Y es que mientras la mafia intelectual pelea ínfima y vulgarmente por recuperar sus privilegios, quienes conformamos el grueso de la población aún recordamos, con dolor y frustración, casos que laceraron el corazón de la sociedad mexicana: el Fobaproa, Odebrecht, Oceanografía, Acteal, la guardería ABC, la Iniciativa Mérida, “Rápido y Furioso”, además de las masacres, torturas, ejecuciones y desapariciones forzadas de miles de mexicanas y mexicanos.

Y los responsables tienen nombre y apellido. Y el pueblo, que no es ningún rebaño, como la mafia y sus voceros, clamamos justicia. Y nosotros, artistas e intelectuales libres, respaldamos la voluntad del pueblo. Que los crímenes, los latrocinios, las malversaciones y las vejaciones que los expresidentes perpetraron en contra de México sean dirimidas en un acto de justicia histórico y sin precedentes.

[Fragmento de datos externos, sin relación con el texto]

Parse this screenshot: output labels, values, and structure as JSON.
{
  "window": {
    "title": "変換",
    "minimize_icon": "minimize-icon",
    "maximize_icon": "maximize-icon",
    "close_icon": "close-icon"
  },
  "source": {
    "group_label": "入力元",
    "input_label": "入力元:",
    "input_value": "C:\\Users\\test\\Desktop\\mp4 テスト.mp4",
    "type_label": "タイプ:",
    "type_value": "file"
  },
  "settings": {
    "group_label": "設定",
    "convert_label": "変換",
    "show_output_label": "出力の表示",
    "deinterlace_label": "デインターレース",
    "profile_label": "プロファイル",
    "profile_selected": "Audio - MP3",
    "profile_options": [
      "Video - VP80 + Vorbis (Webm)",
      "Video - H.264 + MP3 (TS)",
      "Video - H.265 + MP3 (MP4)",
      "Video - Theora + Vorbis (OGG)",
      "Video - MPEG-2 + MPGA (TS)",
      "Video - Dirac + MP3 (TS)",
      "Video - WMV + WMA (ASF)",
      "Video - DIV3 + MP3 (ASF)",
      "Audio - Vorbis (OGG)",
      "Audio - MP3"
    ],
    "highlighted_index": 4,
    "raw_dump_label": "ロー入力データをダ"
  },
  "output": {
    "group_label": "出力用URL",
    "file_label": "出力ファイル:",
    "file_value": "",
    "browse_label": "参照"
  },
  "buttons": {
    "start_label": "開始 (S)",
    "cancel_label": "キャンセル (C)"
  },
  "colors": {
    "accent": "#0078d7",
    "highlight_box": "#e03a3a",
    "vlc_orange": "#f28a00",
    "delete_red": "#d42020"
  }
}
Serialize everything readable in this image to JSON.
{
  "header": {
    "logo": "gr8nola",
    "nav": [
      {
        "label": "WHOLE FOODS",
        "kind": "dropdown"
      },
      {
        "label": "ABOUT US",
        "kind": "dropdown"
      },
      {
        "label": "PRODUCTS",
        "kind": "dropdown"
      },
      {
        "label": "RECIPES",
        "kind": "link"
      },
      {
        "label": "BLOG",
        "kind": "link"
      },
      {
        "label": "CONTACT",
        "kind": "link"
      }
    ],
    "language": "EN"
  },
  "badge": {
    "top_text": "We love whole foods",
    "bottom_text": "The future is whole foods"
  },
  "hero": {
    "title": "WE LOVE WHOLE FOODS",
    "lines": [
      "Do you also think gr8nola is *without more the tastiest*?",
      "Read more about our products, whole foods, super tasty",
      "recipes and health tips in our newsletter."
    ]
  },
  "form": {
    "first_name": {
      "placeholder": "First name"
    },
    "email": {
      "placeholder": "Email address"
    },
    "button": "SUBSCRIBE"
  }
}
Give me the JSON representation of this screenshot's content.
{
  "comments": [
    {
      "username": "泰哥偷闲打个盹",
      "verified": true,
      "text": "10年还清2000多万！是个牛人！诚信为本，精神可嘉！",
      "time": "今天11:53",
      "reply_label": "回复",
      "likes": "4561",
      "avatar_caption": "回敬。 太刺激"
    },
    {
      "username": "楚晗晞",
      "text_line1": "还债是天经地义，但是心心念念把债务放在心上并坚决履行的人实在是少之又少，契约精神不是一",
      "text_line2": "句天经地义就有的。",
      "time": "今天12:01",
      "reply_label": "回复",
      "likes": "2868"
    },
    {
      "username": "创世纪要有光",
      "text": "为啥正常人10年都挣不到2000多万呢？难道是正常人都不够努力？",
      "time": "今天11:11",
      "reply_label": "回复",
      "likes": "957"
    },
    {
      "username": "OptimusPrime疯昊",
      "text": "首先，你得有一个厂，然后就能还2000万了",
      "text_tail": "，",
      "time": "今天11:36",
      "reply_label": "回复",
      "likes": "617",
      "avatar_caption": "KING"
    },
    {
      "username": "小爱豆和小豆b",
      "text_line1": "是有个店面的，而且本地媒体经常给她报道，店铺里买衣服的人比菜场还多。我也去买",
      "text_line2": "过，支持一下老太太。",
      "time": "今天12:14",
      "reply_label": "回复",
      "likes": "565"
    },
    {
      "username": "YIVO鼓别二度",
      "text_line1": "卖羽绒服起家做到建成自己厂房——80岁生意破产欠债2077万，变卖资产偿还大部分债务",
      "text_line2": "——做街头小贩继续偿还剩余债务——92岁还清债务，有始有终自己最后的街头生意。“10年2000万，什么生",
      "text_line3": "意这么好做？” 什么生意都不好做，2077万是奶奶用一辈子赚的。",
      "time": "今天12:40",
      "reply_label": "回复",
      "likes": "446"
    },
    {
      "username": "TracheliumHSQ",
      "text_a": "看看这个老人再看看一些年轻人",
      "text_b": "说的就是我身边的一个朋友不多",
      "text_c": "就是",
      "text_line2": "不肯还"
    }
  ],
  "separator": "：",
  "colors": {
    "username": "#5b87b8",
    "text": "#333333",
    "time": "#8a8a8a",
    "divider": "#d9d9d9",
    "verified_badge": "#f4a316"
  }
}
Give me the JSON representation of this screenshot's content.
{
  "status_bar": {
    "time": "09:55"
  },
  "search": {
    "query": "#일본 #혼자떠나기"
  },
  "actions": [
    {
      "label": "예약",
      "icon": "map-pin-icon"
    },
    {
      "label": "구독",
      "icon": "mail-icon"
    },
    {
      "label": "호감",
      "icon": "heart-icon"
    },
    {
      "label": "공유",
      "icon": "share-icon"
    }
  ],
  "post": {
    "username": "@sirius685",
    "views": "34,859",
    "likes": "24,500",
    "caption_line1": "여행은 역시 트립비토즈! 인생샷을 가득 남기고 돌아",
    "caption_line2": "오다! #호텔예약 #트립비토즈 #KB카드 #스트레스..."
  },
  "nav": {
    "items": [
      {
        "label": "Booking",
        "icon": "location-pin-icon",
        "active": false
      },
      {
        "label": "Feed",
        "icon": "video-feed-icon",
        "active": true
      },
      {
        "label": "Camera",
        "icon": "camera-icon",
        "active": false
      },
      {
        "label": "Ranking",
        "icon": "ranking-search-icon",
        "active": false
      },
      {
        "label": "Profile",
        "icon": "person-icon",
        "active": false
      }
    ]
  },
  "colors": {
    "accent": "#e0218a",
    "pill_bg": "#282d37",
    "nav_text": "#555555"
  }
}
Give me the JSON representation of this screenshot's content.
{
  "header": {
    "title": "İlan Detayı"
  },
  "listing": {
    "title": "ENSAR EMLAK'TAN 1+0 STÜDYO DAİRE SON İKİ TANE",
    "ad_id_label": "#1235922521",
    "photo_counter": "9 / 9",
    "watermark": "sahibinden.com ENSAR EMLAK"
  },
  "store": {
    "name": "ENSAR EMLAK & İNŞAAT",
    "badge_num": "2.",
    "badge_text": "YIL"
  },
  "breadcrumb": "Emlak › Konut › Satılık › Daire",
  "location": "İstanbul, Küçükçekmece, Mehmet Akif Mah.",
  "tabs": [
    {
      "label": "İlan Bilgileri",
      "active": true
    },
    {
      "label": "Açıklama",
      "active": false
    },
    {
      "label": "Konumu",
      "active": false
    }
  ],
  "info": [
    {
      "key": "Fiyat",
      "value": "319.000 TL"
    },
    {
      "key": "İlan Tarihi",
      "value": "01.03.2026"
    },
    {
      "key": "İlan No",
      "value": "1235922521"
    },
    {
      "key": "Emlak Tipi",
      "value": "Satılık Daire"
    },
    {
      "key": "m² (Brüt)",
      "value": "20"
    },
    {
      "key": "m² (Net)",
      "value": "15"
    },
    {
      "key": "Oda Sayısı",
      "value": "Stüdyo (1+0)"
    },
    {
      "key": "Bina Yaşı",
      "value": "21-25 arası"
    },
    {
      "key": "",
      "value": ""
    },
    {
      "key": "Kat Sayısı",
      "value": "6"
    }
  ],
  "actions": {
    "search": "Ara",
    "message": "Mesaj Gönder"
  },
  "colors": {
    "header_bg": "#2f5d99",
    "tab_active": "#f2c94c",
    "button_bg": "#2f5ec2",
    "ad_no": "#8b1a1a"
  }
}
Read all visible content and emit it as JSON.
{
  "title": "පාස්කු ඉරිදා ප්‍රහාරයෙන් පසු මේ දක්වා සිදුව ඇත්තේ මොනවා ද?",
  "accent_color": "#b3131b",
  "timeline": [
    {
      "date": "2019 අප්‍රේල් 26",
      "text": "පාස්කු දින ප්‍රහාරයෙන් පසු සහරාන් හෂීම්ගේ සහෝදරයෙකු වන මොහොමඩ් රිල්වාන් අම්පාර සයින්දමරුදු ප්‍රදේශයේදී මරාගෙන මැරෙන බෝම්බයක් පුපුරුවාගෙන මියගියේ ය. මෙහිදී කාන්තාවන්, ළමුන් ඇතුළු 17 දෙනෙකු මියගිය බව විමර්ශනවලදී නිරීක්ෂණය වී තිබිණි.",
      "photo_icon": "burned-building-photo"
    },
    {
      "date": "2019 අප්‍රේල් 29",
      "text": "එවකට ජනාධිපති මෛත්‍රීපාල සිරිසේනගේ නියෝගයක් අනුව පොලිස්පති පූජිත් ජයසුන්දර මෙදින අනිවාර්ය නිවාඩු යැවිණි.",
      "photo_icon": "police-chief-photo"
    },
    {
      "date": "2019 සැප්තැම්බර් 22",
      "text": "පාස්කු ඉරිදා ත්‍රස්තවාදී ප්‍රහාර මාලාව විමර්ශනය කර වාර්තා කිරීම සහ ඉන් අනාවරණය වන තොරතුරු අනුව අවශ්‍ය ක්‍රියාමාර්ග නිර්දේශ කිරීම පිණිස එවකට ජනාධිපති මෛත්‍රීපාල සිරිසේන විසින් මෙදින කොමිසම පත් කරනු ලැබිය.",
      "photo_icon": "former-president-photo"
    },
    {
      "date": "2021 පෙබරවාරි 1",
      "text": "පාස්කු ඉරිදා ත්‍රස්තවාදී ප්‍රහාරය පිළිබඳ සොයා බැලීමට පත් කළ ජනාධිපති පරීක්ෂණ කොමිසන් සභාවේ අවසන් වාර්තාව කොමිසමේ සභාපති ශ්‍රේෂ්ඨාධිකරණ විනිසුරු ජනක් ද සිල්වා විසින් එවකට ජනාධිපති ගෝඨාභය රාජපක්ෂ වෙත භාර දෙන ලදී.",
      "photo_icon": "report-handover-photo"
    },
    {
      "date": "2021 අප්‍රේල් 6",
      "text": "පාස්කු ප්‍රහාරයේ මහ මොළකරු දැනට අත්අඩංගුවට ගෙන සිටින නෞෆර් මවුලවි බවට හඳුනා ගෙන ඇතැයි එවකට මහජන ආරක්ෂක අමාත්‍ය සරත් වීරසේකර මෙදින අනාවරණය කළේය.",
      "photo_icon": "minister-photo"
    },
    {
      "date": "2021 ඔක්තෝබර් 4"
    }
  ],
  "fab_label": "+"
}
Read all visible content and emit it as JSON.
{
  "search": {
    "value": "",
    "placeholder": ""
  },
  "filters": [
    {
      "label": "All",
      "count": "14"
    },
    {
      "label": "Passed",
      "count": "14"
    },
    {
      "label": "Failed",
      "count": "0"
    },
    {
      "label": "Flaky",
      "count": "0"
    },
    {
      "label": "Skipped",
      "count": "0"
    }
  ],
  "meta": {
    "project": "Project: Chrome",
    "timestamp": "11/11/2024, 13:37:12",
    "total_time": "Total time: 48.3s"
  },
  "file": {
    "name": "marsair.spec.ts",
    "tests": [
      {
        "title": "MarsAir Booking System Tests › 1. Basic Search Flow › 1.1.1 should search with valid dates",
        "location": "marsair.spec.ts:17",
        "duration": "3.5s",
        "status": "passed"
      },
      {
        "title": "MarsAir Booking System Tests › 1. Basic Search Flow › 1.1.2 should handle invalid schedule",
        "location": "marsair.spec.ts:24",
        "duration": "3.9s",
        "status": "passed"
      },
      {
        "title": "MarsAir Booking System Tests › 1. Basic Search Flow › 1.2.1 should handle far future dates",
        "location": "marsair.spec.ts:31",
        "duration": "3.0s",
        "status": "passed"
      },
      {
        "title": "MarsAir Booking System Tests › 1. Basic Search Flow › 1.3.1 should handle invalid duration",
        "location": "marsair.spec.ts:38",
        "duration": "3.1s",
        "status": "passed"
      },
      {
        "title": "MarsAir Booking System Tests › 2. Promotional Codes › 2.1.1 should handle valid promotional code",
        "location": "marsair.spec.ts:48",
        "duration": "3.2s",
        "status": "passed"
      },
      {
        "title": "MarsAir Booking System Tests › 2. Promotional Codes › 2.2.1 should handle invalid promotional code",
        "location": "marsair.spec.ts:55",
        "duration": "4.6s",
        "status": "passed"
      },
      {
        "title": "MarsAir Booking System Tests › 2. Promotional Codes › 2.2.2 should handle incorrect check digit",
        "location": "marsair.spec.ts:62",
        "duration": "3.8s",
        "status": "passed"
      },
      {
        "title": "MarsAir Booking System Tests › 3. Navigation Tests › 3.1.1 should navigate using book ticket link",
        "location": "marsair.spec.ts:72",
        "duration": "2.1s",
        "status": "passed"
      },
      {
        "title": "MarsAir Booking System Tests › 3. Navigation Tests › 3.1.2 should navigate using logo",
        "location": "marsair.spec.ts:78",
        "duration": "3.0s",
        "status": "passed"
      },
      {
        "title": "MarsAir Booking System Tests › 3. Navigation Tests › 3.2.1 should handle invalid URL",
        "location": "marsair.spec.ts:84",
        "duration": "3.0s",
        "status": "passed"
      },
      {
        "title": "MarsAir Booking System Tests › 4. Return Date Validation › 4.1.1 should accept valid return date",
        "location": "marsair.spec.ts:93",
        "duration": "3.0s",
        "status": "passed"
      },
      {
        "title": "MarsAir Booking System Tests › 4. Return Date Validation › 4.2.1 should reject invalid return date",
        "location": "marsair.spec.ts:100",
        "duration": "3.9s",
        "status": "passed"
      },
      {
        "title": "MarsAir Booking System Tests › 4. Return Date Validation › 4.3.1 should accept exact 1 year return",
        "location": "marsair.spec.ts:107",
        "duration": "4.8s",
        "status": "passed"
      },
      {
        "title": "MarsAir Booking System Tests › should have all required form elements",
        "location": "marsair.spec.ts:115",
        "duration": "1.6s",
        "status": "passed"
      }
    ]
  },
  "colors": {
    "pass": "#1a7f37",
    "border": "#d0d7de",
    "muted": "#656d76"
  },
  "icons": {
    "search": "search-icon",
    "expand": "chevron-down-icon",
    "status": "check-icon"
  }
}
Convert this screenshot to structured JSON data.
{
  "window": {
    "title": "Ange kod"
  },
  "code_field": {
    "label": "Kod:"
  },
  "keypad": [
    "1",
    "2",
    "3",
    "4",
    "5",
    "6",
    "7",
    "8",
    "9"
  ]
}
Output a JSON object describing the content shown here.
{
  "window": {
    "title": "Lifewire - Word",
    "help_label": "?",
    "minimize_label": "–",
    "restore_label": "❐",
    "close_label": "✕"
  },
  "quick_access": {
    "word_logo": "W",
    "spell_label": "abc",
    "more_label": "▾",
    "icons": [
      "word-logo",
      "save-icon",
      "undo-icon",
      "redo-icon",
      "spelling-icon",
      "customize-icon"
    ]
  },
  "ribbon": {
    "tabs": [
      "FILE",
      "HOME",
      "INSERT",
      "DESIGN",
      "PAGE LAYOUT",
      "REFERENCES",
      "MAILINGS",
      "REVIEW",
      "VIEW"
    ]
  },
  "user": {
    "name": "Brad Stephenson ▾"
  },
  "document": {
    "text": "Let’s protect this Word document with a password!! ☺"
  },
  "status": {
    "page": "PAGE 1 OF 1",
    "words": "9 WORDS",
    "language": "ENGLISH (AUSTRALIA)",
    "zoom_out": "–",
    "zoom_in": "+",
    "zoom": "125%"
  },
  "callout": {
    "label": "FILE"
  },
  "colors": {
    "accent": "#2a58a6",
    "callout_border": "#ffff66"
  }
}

Y que todo México sepa, de una vez por todas, que no somos distraídos abajofirmantes, sino mujeres y hombres conscientes que pertenecemos a una comunidad artística e intelectual que otrora fue oprimida por la mafia encabezada, digámoslo con todas sus letras, por Enrique Krauze y Héctor Aguilar Camín, esos vociferantes reyezuelos que hoy, además de asistir a la pérdida de todos sus privilegios, están por enfrentar el implacable juicio de la historia.